18.5 Why INRs work well for geophysical inversion

  1. Implicit regularization — the network architecture itself acts as a regularizer. Smooth activation functions (like tanh) and limited network width naturally produce smooth model outputs without requiring explicit penalty terms.

  2. Spectral bias as a feature — for geophysical inverse problems (which are ill-posed), the MLP’s tendency to learn low frequencies first is actually beneficial: it recovers the large-scale structure first, then gradually adds detail, mimicking multi-scale inversion strategies.

  3. Continuous representation — unlike grid-based inversion, the recovered model is defined everywhere in the domain.
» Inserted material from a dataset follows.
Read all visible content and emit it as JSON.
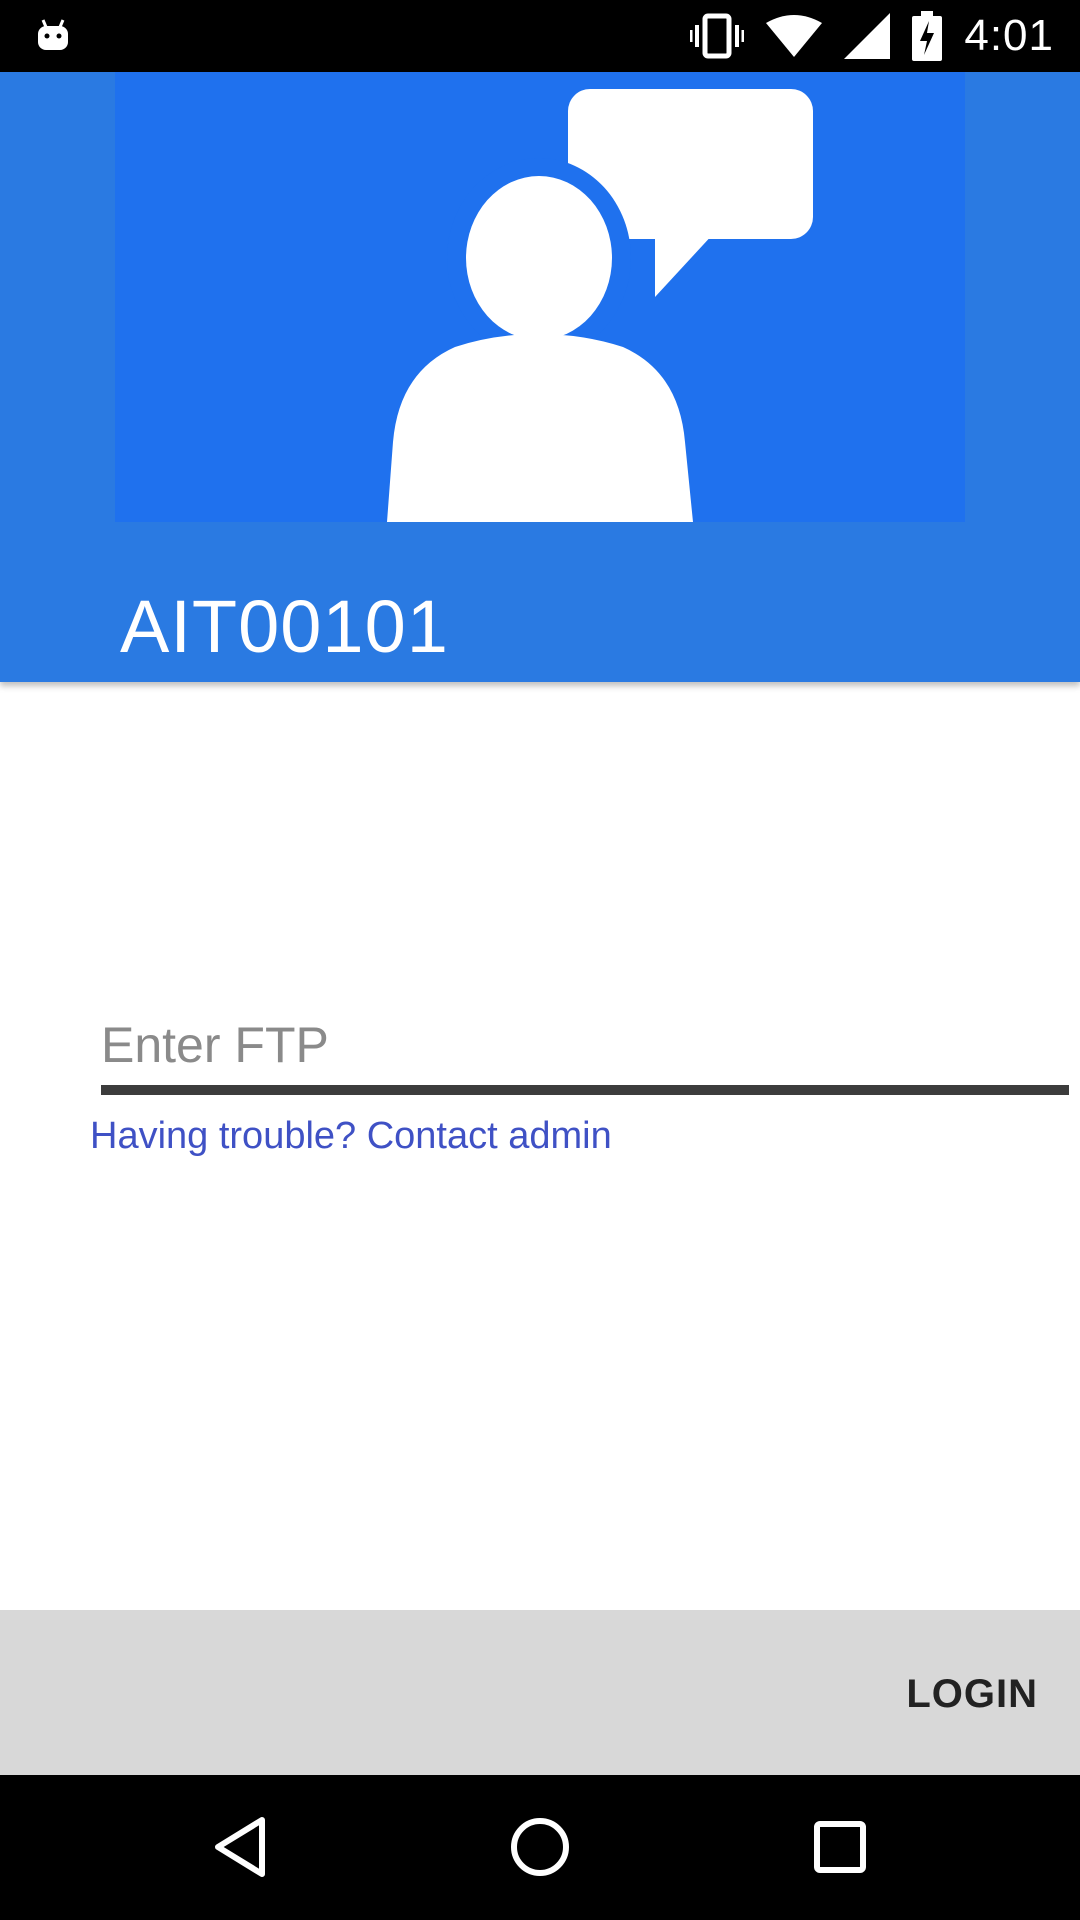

This makes it easy to evaluate at arbitrary resolution, compute derivatives, or interface with mesh-free PDE solvers.

  4. Fourier features for control — by tuning the frequency scale of the Fourier feature encoding, you directly control the maximum spatial frequency the network can represent, providing explicit control over the model’s resolution.

18.6 Connection to traditional inversion

The INR approach is closely related to classical regularized inversion:

Classical inversion INR-based inversion
Unknown Model vector \(\mathbf{m} \in \mathbb{R}^M\) Network weights \(\theta\)
Regularization Explicit: \(\|\nabla m\|^2\), TV, etc. Implicit: architecture + spectral bias
Resolution Fixed by mesh Continuous, adaptive
Gradient Adjoint-state method Automatic differentiation
Constraints Hard to impose smoothly Natural via activation functions

18.7 Geoscience applications

INR-based inversion is gaining traction across geoscience:

  • Gravity and magnetic inversion — INRs parameterize 3D density or susceptibility models and train with the forward gravity/magnetic kernel, replacing voxel-based parameterizations with continuous neural fields.
  • Seismic full-waveform inversion — the velocity model is represented as an INR, and the wave equation residual provides the physics constraint (Rasht-Behesht et al., 2022).
  • Electrical resistivity tomography — the conductivity distribution is learned as an INR trained with the governing Poisson equation and electrode measurements.
  • Geothermal reservoir characterization — physics-informed INRs have been applied to recover permeability fields from temperature and pressure observations (Sun et al., 2023).
NoteLooking ahead

This chapter combined a single PDE with a single set of observations. In practice, geophysical inversions involve multiple data types (e.g., gravity + seismic) and complex 3D geometries. The INR framework extends naturally to these settings by adding more physics terms to the loss and using higher-dimensional coordinate inputs.